DEAR HARRIETTE: My girlfriend has a serious problem: She is constantly checking her various social media pages to see if people responded to her status updates. My girlfriend's phone stays attached to her hand. We went to dinner last week, and she looked at her phone every 10 minutes. At one point, I was talking to the top of her head because she was checking her phone. There is a point where we need to put down our smartphones and enjoy the magical moments of life. I would love for you to help me convey this feeling to my girlfriend. -- Low-Tech Boyfriend, Memphis, Tenn.
DEAR LOW-TECH BOYFRIEND: Your desire to spend quality time with your girlfriend is perfectly understandable. Unfortunately, it is also quite common for people to get so caught up in their social media experiences that they forget where they are or who is with them.
I talk a lot about the need to strike a balance between technology and humanity.
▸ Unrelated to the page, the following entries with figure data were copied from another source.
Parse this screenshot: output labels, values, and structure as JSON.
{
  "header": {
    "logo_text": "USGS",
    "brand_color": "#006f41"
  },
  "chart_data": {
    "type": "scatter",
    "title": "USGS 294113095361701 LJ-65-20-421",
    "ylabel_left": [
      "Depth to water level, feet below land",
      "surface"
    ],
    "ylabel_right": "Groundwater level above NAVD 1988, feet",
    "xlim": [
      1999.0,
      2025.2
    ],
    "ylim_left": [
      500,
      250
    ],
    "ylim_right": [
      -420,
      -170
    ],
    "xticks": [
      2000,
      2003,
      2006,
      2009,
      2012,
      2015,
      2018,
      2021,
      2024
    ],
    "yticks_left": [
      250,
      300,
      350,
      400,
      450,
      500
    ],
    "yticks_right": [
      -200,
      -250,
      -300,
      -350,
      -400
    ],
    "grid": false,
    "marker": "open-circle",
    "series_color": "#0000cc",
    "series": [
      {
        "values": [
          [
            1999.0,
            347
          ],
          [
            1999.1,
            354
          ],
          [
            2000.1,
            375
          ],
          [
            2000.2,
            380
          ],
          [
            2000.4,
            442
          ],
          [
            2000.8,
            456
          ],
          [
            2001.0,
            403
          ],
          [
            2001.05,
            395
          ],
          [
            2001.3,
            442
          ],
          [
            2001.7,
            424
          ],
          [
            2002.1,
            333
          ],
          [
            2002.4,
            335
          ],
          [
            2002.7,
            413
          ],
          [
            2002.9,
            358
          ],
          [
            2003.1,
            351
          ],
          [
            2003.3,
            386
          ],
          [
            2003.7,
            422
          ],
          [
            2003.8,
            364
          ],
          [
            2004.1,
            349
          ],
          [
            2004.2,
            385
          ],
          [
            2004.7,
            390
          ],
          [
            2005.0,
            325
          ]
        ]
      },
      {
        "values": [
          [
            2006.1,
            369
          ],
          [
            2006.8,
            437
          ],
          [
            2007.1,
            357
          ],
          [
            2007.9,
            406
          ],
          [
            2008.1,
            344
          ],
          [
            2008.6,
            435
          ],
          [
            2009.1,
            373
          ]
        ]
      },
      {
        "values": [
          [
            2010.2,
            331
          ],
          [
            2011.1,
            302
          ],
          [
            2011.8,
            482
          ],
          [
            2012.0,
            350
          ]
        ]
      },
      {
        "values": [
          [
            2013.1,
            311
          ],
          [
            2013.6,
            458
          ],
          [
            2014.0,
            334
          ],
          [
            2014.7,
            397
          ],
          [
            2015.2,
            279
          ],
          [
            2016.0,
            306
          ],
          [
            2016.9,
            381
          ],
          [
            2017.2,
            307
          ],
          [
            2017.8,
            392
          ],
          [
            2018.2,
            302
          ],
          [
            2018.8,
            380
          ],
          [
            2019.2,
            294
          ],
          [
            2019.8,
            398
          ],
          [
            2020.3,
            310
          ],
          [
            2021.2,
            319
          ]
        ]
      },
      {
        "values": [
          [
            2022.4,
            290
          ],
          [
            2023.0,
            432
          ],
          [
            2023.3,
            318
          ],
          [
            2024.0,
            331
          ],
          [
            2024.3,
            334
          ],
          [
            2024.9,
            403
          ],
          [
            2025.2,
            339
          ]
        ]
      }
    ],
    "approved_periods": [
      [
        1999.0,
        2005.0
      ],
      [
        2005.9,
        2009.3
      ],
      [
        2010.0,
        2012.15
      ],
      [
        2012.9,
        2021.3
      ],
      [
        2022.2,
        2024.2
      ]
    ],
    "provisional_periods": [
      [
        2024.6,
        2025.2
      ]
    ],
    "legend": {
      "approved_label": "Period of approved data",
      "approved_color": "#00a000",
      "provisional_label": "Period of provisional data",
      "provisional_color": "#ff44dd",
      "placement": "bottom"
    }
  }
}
Without balance, technology takes over people's lives and can leave little room for precious human interaction.
Some couples have found solutions. One idea is to agree to put away all electronic devices during dates, or at least during the course of a meal. Another idea is to put your electronics in a bowl at the front door when you get home, only to pick them up again just before you are going out again. Hard to do, but definitely worth it! Ask your girlfriend to consider a compromise that makes room for the two of you to enjoy each other's company.
DEAR HARRIETTE: We got a car, but my wife refuses to learn how to drive. I decided to purchase the car after our second child was born. She believes that the man should drive his family around. I understand where she is coming from, but this man needs to work as well just to keep food in the refrigerator and a roof over our heads. The car is at her disposal while I am at work, but she would rather take a cab or the subway. I encouraged her to take some driving lessons, but she refuses. I would like to find a happy medium before I get burnt out. -- Driving My Family, Brooklyn, N.Y.
DEAR DRIVING MY FAMILY: Sounds like your wife is afraid to drive. That is not unusual considering that she is an adult who has never been behind the wheel. Many people in New York City do not drive, as I am certain you know, because public transportation makes it easy and affordable to get around.
For now, do not press your wife. That is not going to result in the solution you want. Instead, use the car when you need to. And help your wife plan how she can fulfill the duties that are hers. If she can get her tasks handled via public transportation, so be it.